SNC EUROSUD PROVENCE

C/

Société HAVAS MEDIA FRANCE

Décision déférée à la Cour :

Ordonnance de référé du Président du Tribunal de Commerce de Marseille en date du 09 Février 2021 enregistrée au répertoire général sous le n° 2020R00321.

APPELANTE

SNC EUROSUD PROVENCE, dont le siège social est sis […] représentée par Me Roselyne SIMON-THIBAUD de la SCP BADIE SIMON- THIBAUD JUSTON, avocat au barreau d’AIX-EN-PROVENCE, assistée de Me Frédéric AMSELLEM, avocat au barreau de MARSEILLE

INTIMEE

Société HAVAS MEDIA FRANCE, dont le siège social est sis […] représentée par Me Françoise BOULAN de la SELARL LEXAVOUE BOULAN CHERFILS IMPERATORE, avocat au barreau d’AIX-EN-PROVENCE, assistée de Me Etienne DENARIE, avocat au barreau de PARIS substitué par Me Rebecca VANDONI, avocat au barreau d’AIX-EN-PROVENCE, plaidant

*-*-*-*-*

COMPOSITION DE LA COUR

L’affaire a été débattue le 16 Septembre 2021 en audience publique. Conformément à l’article 804 du code de procédure civile, Madame Stéphanie COMBRIE, Conseillère, a fait un rapport oral de l’affaire à l’audience avant les plaidoiries.
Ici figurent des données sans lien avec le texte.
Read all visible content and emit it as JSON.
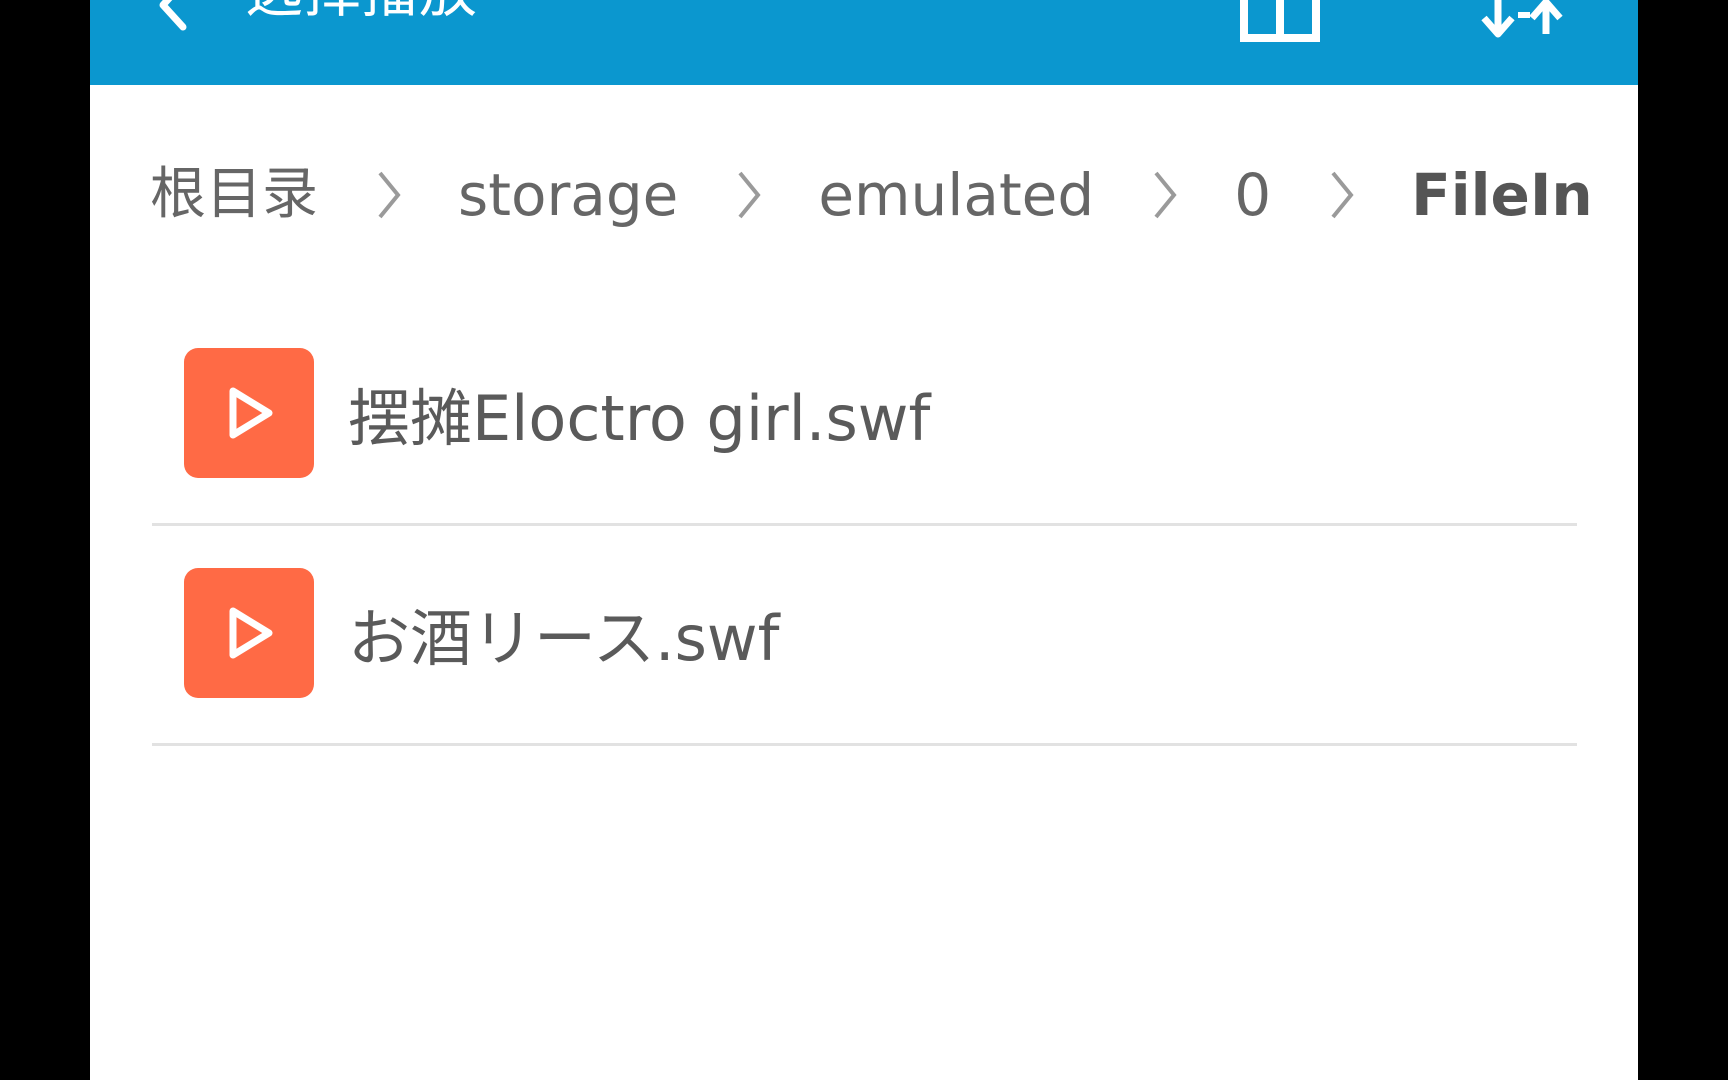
{
  "app_bar": {
    "title": "选择播放",
    "icons": [
      "back-arrow-icon",
      "grid-view-icon",
      "sort-icon"
    ],
    "color": "#0b97cf"
  },
  "breadcrumb": {
    "root": "根目录",
    "items": [
      "storage",
      "emulated",
      "0"
    ],
    "current": "FileIn",
    "separator_icon": "chevron-right-icon"
  },
  "files": [
    {
      "name": "摆摊Eloctro girl.swf",
      "icon": "play-icon"
    },
    {
      "name": "お酒リース.swf",
      "icon": "play-icon"
    }
  ],
  "colors": {
    "file_icon": "#ff6a45",
    "text": "#5a5a5a",
    "divider": "#e2e2e2"
  }
}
La Cour était composée de :

Monsieur Pierre CALLOCH, Président

Madame Marie-Christine BERQUET, Conseillère

Madame Stéphanie COMBRIE, Conseillère

qui en ont délibéré.

Greffier lors des débats : M. Alain VERNOINE.

Les parties ont été avisées que le prononcé de la décision aurait lieu par mise à disposition au greffe le 28 Octobre 2021.

ARRÊT

Contradictoire,

Prononcé par mise à disposition au greffe le 28 Octobre 2021,

Signé par Monsieur Pierre CALLOCH, Président et M. Alain VERNOINE, greffier auquel la minute de la décision a été remise par le magistrat signataire.

***

EXPOSE DU LITIGE

Le 12 juin 2020, alors qu’elles étaient en relation d’affaires depuis plusieurs années, la société Havas Media France (SA) a commandé auprès de la société Eurosud Provence (SNC) divers encarts publicitaires pour ses clients à insérer dans des revues.

La société Havas Media France (SA) a ainsi signé un bon de commande d’un montant total de 18.890,40 euros.

Une autre commande a été effectuée pour une somme facturée à hauteur de 110.961,60 euros.

Reprochant à la société Havas Media France (SA) plusieurs impayés au titre de ces commandes la société Eurosud Provence (SNC) a assigné celle-ci le 13 novembre 2020 en paiement de la somme provisionnelle de 32.006,43 euros.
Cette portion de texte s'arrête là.